During Foraminotomy surgery
- Lay down or sit up on the operating table. Your spine is cut (incision) in the middle. The amount of your spinal column that will be operated on determines how long the incision will be.
- Ligaments, muscles, and skin are pulled to one side. A surgical microscope is used to see inside your back.
- Bone and disk fragments are moved away to open the nerve root opening.
- To provide extra space, more bone may be removed from the back of the vertebrae (laminotomy or laminectomy).
- Spinal fusion may be performed to make sure your spinal column is stable after surgery.
- The tissues, including the muscles, are repositioned. The skin is joined by sewing.
What occurs following a foraminotomy?
After the procedure :- After a couple of hours, you may be able to sit in bed. You might experience some minor pain, but medicines can help. If the surgery was on your neck, you will wear a neck collar. Follow the advice for how to take care of your back and wound. After four weeks, you should be able to resume light work again. Avoid certain movements for some time. Some people may need physical therapy as they recover. Follow all follow-up appointments. Inform your healthcare provider if no improvement is there or if you have worsening symptoms.

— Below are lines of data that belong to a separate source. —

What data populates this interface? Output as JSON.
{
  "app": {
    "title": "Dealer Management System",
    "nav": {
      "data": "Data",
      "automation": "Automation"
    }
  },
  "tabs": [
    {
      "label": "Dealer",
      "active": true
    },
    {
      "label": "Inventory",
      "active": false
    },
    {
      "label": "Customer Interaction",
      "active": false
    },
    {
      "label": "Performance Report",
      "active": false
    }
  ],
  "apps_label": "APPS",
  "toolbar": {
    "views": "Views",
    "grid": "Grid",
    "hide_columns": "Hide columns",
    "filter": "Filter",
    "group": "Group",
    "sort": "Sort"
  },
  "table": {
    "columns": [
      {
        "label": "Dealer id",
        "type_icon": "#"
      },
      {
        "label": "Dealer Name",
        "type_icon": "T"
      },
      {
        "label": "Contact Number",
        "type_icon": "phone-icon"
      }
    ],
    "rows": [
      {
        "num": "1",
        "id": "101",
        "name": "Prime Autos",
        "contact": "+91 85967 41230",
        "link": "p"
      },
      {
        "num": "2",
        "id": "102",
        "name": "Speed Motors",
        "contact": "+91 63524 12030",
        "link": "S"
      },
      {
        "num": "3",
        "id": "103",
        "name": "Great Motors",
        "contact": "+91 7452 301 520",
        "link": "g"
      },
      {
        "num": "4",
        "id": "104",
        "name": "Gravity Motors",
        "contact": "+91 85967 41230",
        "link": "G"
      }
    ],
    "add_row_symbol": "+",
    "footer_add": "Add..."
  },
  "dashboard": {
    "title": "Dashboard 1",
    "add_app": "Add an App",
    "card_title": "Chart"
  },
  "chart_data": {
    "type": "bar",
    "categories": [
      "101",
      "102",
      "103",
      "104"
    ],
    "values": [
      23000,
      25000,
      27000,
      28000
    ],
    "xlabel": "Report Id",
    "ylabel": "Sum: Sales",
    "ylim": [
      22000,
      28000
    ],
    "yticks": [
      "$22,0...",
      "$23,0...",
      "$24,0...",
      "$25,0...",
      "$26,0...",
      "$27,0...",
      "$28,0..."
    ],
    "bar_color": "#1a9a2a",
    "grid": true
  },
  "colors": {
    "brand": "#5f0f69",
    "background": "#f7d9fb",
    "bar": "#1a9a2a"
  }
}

Should I have a foraminotomy?
Spinal stenosis blocks an intervertebral foramen or narrows the spinal column. Multiple processes have the ability to close the intervertebral foramen and compress the nerve exiting the spinal cord. Spinal stenosis can result from a number of conditions, including :-
- Spondylosis (Degenerative arthritis of the spine).
- Degeneration of the intervertebral discs.
- Enlargement of nearby ligament.
- Tumors or cysts.
- Skeletal disease.
- Congenital problems.
Nerve compression can happen in any part of the spinal column. If other treatments like physical therapy, pain medication, and injections don't work for you, you could need a foraminotomy.
What are the risks of a foraminotomy?
In most patients, foraminotomy is effective, however, occasionally problems can arise. Generally, complications of any surgery include bleeding, infection, and blood clots. Some of the possible complications are :-
- Nerve damage
- Infection in wound
- Too much blood loss
- Reactions to anesthesia
- Partial or no relief from pain
- The possibility of future back pain
Anatomy of the spine
The cervical region (vertebrae C1-C7) consists of seven vertebrae, They provide support to the head. The atlas and axis vertebrae allow for a large range of motion in the neck, making the cervical vertebrae more mobile than other parts of the body. These vertebrae have openings that allow the spinal cord to pass through and arteries to transport blood to the brain.
The thoracic region (T1-T12) consists of 12 small bones in the upper chest. They support the ribs. Pain in this region occurs due to muscle tension, arthritis, and osteoporosis.
The vertebrae in the lumbar region (L1-L5) are much larger to support the strain of lifting and carrying heavy objects.
At the base of the spine, in the sacral area (vertebrae S1-S5) is a big bone. Five joined bones make up the triangular-shaped sacrum, which guards the pelvic organs.